Text mining (i.e., computational text analysis, natural language processing) is one of the most promising areas in public relations for listening to publics and stakeholders. Digitized communication environments continue to create an unlimited number of digital texts. Knowledge discovery from text data is recommended to increase an organization’s performance and efficiency beyond data retrieval. Excellence theory posits that listening to publics is more important than disseminating information (Grunig & Grunig, 2009). When PR practitioners instill publics and stakeholders’ voices into an organization, it can make effective strategic communication, which contributes to organizational success (Kim & Rhee, 2011). 

There are also many possible ways for text mining to assist public relations practices, such as topic discovery and opinion mining. For example, the topic analysis provides insights about the main topic, issue, and trend around an organization based on descriptive analysis (word frequency, co-occurrence) and algorithm (e.g., topic modeling). Opinion mining, or sentiment analysis, can be used to investigate reputations of an organization and a brand, issue, and crisis (Liu, 2011).
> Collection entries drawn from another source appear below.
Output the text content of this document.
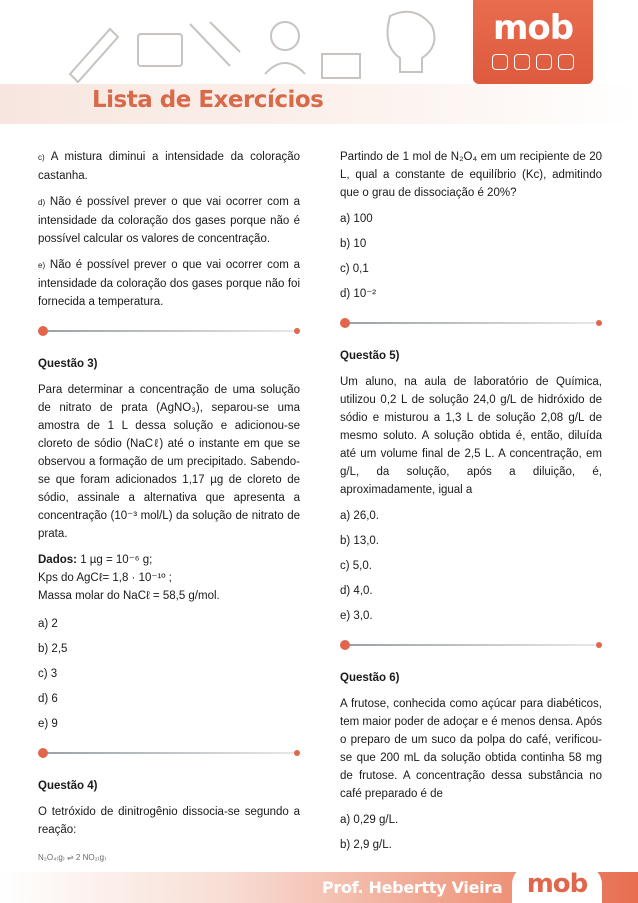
Lista de Exercícios
mob

c) A mistura diminui a intensidade da coloração castanha.

d) Não é possível prever o que vai ocorrer com a intensidade da coloração dos gases porque não é possível calcular os valores de concentração.

e) Não é possível prever o que vai ocorrer com a intensidade da coloração dos gases porque não foi fornecida a temperatura.

Questão 3)

Para determinar a concentração de uma solução de nitrato de prata (AgNO₃), separou-se uma amostra de 1 L dessa solução e adicionou-se cloreto de sódio (NaCℓ) até o instante em que se observou a formação de um precipitado. Sabendo-se que foram adicionados 1,17 µg de cloreto de sódio, assinale a alternativa que apresenta a concentração (10⁻³ mol/L) da solução de nitrato de prata.

Dados: 1 µg = 10⁻⁶ g;
Kps do AgCℓ= 1,8 · 10⁻¹º ;
Massa molar do NaCℓ = 58,5 g/mol.

a) 2

b) 2,5

c) 3

d) 6

e) 9

Questão 4)

O tetróxido de dinitrogênio dissocia-se segundo a reação:

N₂O₄₍g₎ ⇌ 2 NO₂₍g₎

Partindo de 1 mol de N₂O₄ em um recipiente de 20 L, qual a constante de equilíbrio (Kc), admitindo que o grau de dissociação é 20%?

a) 100

b) 10

c) 0,1

d) 10⁻²

Questão 5)

Um aluno, na aula de laboratório de Química, utilizou 0,2 L de solução 24,0 g/L de hidróxido de sódio e misturou a 1,3 L de solução 2,08 g/L de mesmo soluto. A solução obtida é, então, diluída até um volume final de 2,5 L. A concentração, em g/L, da solução, após a diluição, é, aproximadamente, igual a

a) 26,0.

b) 13,0.

c) 5,0.

d) 4,0.

e) 3,0.

Questão 6)

A frutose, conhecida como açúcar para diabéticos, tem maior poder de adoçar e é menos densa. Após o preparo de um suco da polpa do café, verificou-se que 200 mL da solução obtida continha 58 mg de frutose. A concentração dessa substância no café preparado é de

a) 0,29 g/L.

b) 2,9 g/L.

Prof. Hebertty Vieira mob
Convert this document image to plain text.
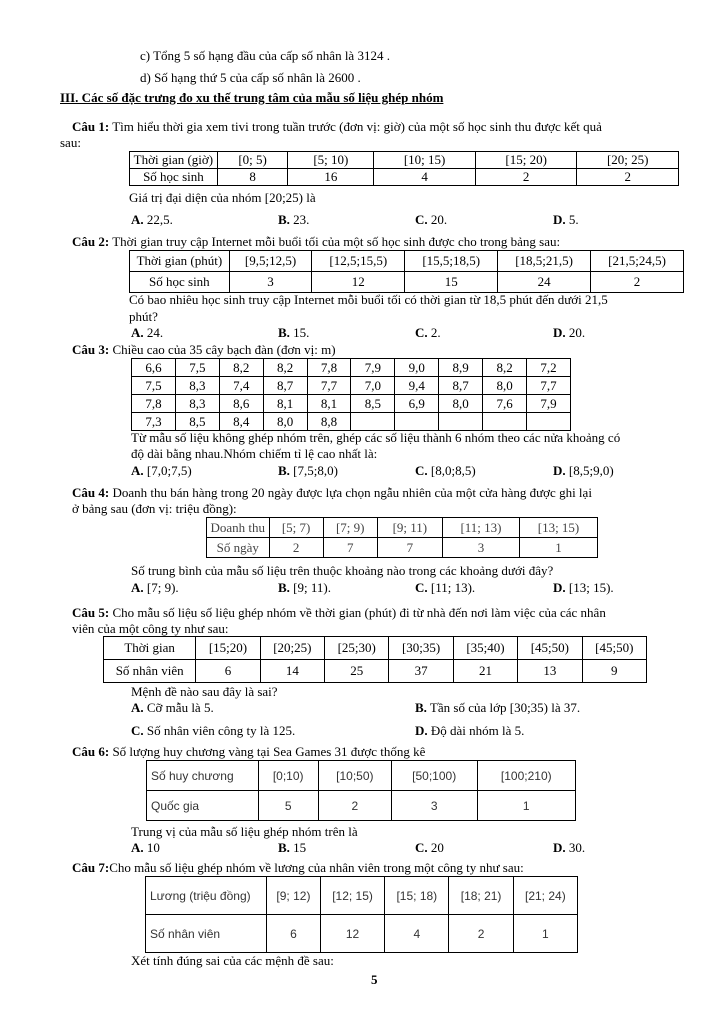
c) Tổng 5 số hạng đầu của cấp số nhân là 3124 .
d) Số hạng thứ 5 của cấp số nhân là 2600 .
III. Các số đặc trưng đo xu thế trung tâm của mẫu số liệu ghép nhóm
Câu 1: Tìm hiểu thời gia xem tivi trong tuần trước (đơn vị: giờ) của một số học sinh thu được kết quả
sau:
Thời gian (giờ)	[0; 5)	[5; 10)	[10; 15)	[15; 20)	[20; 25)
Số học sinh	8	16	4	2	2
Giá trị đại diện của nhóm [20;25) là
A. 22,5.	B. 23.	C. 20.	D. 5.
Câu 2: Thời gian truy cập Internet mỗi buổi tối của một số học sinh được cho trong bảng sau:
Thời gian (phút)	[9,5;12,5)	[12,5;15,5)	[15,5;18,5)	[18,5;21,5)	[21,5;24,5)
Số học sinh	3	12	15	24	2
Có bao nhiêu học sinh truy cập Internet mỗi buổi tối có thời gian từ 18,5 phút đến dưới 21,5
phút?
A. 24.	B. 15.	C. 2.	D. 20.
Câu 3: Chiều cao của 35 cây bạch đàn (đơn vị: m)
6,6	7,5	8,2	8,2	7,8	7,9	9,0	8,9	8,2	7,2
7,5	8,3	7,4	8,7	7,7	7,0	9,4	8,7	8,0	7,7
7,8	8,3	8,6	8,1	8,1	8,5	6,9	8,0	7,6	7,9
7,3	8,5	8,4	8,0	8,8					
Từ mẫu số liệu không ghép nhóm trên, ghép các số liệu thành 6 nhóm theo các nửa khoảng có
độ dài bằng nhau.Nhóm chiếm tỉ lệ cao nhất là:
A. [7,0;7,5)	B. [7,5;8,0)	C. [8,0;8,5)	D. [8,5;9,0)
Câu 4: Doanh thu bán hàng trong 20 ngày được lựa chọn ngẫu nhiên của một cửa hàng được ghi lại
ở bảng sau (đơn vị: triệu đồng):
Doanh thu	[5; 7)	[7; 9)	[9; 11)	[11; 13)	[13; 15)
Số ngày	2	7	7	3	1
Số trung bình của mẫu số liệu trên thuộc khoảng nào trong các khoảng dưới đây?
A. [7; 9).	B. [9; 11).	C. [11; 13).	D. [13; 15).
Câu 5: Cho mẫu số liệu số liệu ghép nhóm về thời gian (phút) đi từ nhà đến nơi làm việc của các nhân
viên của một công ty như sau:
Thời gian	[15;20)	[20;25)	[25;30)	[30;35)	[35;40)	[45;50)	[45;50)
Số nhân viên	6	14	25	37	21	13	9
Mệnh đề nào sau đây là sai?
A. Cỡ mẫu là 5.	B. Tần số của lớp [30;35) là 37.
C. Số nhân viên công ty là 125.	D. Độ dài nhóm là 5.
Câu 6: Số lượng huy chương vàng tại Sea Games 31 được thống kê
Số huy chương	[0;10)	[10;50)	[50;100)	[100;210)
Quốc gia	5	2	3	1
Trung vị của mẫu số liệu ghép nhóm trên là
A. 10	B. 15	C. 20	D. 30.
Câu 7:Cho mẫu số liệu ghép nhóm về lương của nhân viên trong một công ty như sau:
Lương (triệu đồng)	[9; 12)	[12; 15)	[15; 18)	[18; 21)	[21; 24)
Số nhân viên	6	12	4	2	1
Xét tính đúng sai của các mệnh đề sau:
5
Text mining covers collection, preprocessing, analysis, and summary of text data based on mathematical algorithms. Analyzing a large amount of unstructured text requires different statistical methods and tools (Grimmer et al., 2021). For example, texts are unstructured, unlike traditional structured data (e.g., data in excel), so data cleaning is necessary to transform them into a structured format. Conventional statistical tools, such as SPSS and SAS, provide a limited text mining function, as originally designed to analyze structured data. Hence, programming skills in Python and R are preferred for text mining.

Tutorial. Text mining

In the shared Python code, text mining includes (a) loading the Tweet data, (b) text data cleaning (e.g., low transformation, stopwords removal), (c) word cloud, and (d) word frequency calculation and visualization. Also, this code can be used to analyze other text data from social media and other web pages if a data structure is the same (i.e., data with the same column names). Otherwise, the column names in other data should be edited. The first task for text mining is to load data (see Figure 7). For this example, the code imports the excel file collected through the Twitter API. Pandas is one of the best Python packages to load, preprocess, and analyze data. The pandas package is imported with the abbreviated name, pd, with the following code, “import pandas as pd” in the first code cell.

Figure 7

The next step is text cleaning, or preprocessing. Though any data needs some level of data cleaning before analysis, text data requires more effort in preprocessing due to the complexity of human language. User-generated content tends to include noise elements such as emojis, URLs, and stopwords. It is recommended to remove irrelevant elements for analysis purposes to improve computational efficiency and validity (Hickman et al., 2020; Welbers et al., 2017). Stopwords are functional words that have no substantial meaning, such as article (e.g., the, a, an), conjunctions (e.g., and, but), and prepositions (e.g., of, in) (see Figure 8).

Figure 8

Also, as computers are case-sensitive (e.g., computers cannot identify Computer and computer as having the same meaning like a human), text data are often converted to lowercase before analysis. Beyond the simple steps, there are different types of text cleaning methods, such as stemming/lemmatization, dimensionality reductions, bag-of-words, Word2vec, and so on. Text cleaning depends on which type of algorithms would be used and what the purpose is. The shared code removes URLs, emoticons, special characters (e.g., !, @), and stopwords. 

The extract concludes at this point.